Every man, however poor or inconsequential he may appear or be, is supposed to possess an estate, and every man of affairs is almost certain to leave behind him domestic, professional, or commercial papers, which are, in some degree, a mark of his attainments and an indication of his character and tastes. In the summer of 1913 I went to France in search of the personal records of the naturalist's father, Lieutenant Jean Audubon, whose home had been at Nantes and in the little commune of Couëron, nine miles below that city, on the right bank of the Loire. The part which Lieutenant Audubon played in the French Revolution was fully revealed in his letters, his reports to the Central Committee, and numerous other documents which are preserved in the archives of the Préfecture at Nantes; while complete records of his naval career both in the merchant marine and governmental service (service pour l'État) were subsequently obtained at Paris; but at Nantes his name had all but vanished, and little could be learned of his immediate family, which had been nearly extinct in France for over thirty years.
Again the quest seemed likely to prove futile until a letter, which I received through the kindness of Mr. Louis Goldschmidt, then American Consul at Nantes, to M. Giraud Gangie, conservateur of the public library in that city, brought a response, under date of December 29, 1913, informing me that two years before that time, he had met by chance in the streets of Couëron a retired notary who assured him that he held in possession numerous exact records of Jean Audubon and his family. The sage Henry Thoreau once remarked that you might search long and diligently for a rare bird, and then of a sudden surprise the whole family at dinner. So it happened in this case, and since these manuscript records, sought by many in vain on this side of the Atlantic, are so important for this history, the reader is entitled to an account of them.

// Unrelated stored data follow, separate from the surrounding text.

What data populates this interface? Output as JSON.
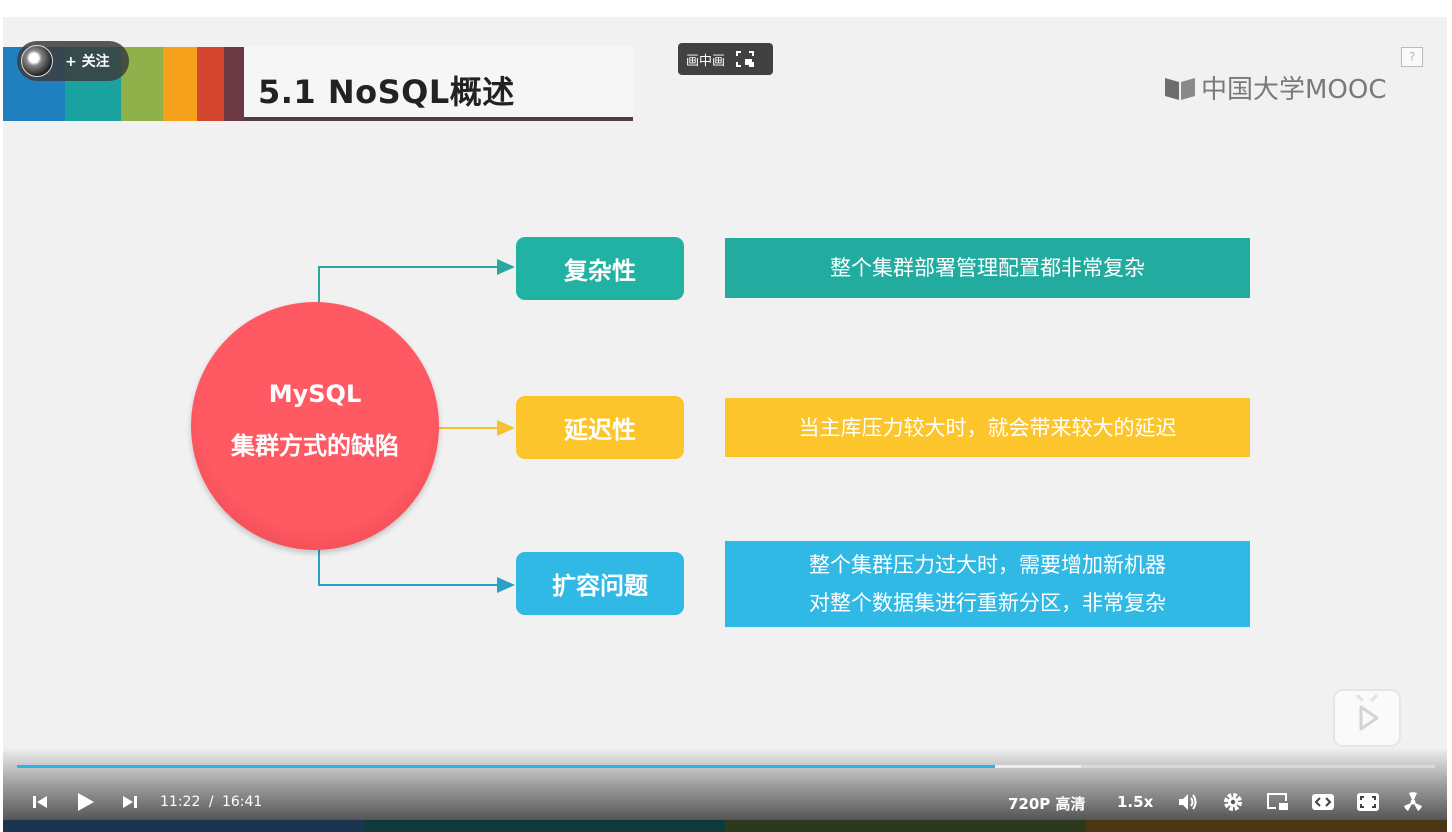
{
  "slide": {
    "title": "5.1 NoSQL概述",
    "logo_text": "中国大学MOOC",
    "help": "?",
    "stripe_colors": [
      "#1f7fbf",
      "#1aa2a0",
      "#8fb04a",
      "#f6a11c",
      "#d5462f",
      "#6b3944"
    ]
  },
  "overlay": {
    "follow_label": "+ 关注",
    "pip_label": "画中画"
  },
  "diagram": {
    "center_line1": "MySQL",
    "center_line2": "集群方式的缺陷",
    "center_color": "#ff5760",
    "items": [
      {
        "label": "复杂性",
        "desc_lines": [
          "整个集群部署管理配置都非常复杂"
        ],
        "color": "#22b2a4"
      },
      {
        "label": "延迟性",
        "desc_lines": [
          "当主库压力较大时，就会带来较大的延迟"
        ],
        "color": "#fcc52c"
      },
      {
        "label": "扩容问题",
        "desc_lines": [
          "整个集群压力过大时，需要增加新机器",
          "对整个数据集进行重新分区，非常复杂"
        ],
        "color": "#31b9e6"
      }
    ]
  },
  "player": {
    "progress_percent": 69,
    "buffered_percent": 75,
    "current_time": "11:22",
    "separator": "/",
    "total_time": "16:41",
    "quality": "720P 高清",
    "speed": "1.5x",
    "accent": "#2bb3e8"
  }
}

Upon corresponding with the gentleman in question, M. L. Lavigne, I was informed that the documents in his possession were of the most varied description, comprising letters, wills, deeds, certificates of births, baptisms, adoptions, marriages and deaths, to the number, it is believed, of several hundred pieces. This unique and extraordinary collection of Audubonian records had been slumbering in a house in the commune of Couëron called "Les Tourterelles" ("The Turtle Doves") for nearly a hundred years, or since the death of the naturalist's stepmother in 1821.

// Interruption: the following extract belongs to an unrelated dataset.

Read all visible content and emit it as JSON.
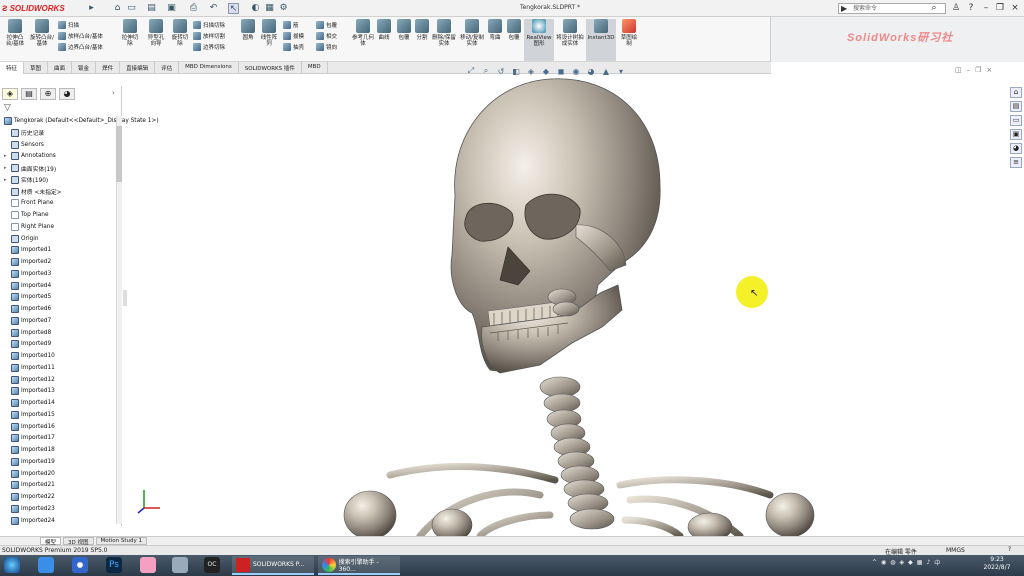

Since I was unable to judge of the authenticity of the documents or to visit France at that time, my friend, Professor Gustav G. Laubscher, who happened to be in Paris, engaged in investigating Romance literary subjects, kindly consented to go to Couëron for the purpose of inspecting them. Monsieur Lavigne had already prepared for me, and still held, a number of photographs of the most important manuscripts, which are now for the first time reproduced, and, with the aid of a stenographer, in the course of two or three days they were able to transcribe the most essential and interesting parts of this voluminous material. But at that very moment sinister clouds were blackening the skies of Europe, and my friend was obliged to leave his task unfinished and hasten to Paris; when he arrived in that city, on the memorable Saturday of August 1, 1914, orders for the mobilization of troops had been posted; it was some time before copies of the manuscripts were received from Couëron, and he left the French capital to return to America.
These documents came into the hands of Monsieur Lavigne through his wife, who was a daughter and legatee of Gabriel Loyen du Puigaudeau, the second, son of Gabriel Loyen du Puigaudeau, the son-in-law of Lieutenant and Mme. Jean Audubon. Gabriel Loyen du Puigaudeau, the second, who died at Couëron in 1892, is thought to have destroyed all letters of the naturalist which had been in possession of the family and which were written previous to 1820, when his relations with the elder Du Puigaudeau were broken off; not a line in the handwriting of John James Audubon has been preserved at Couëron.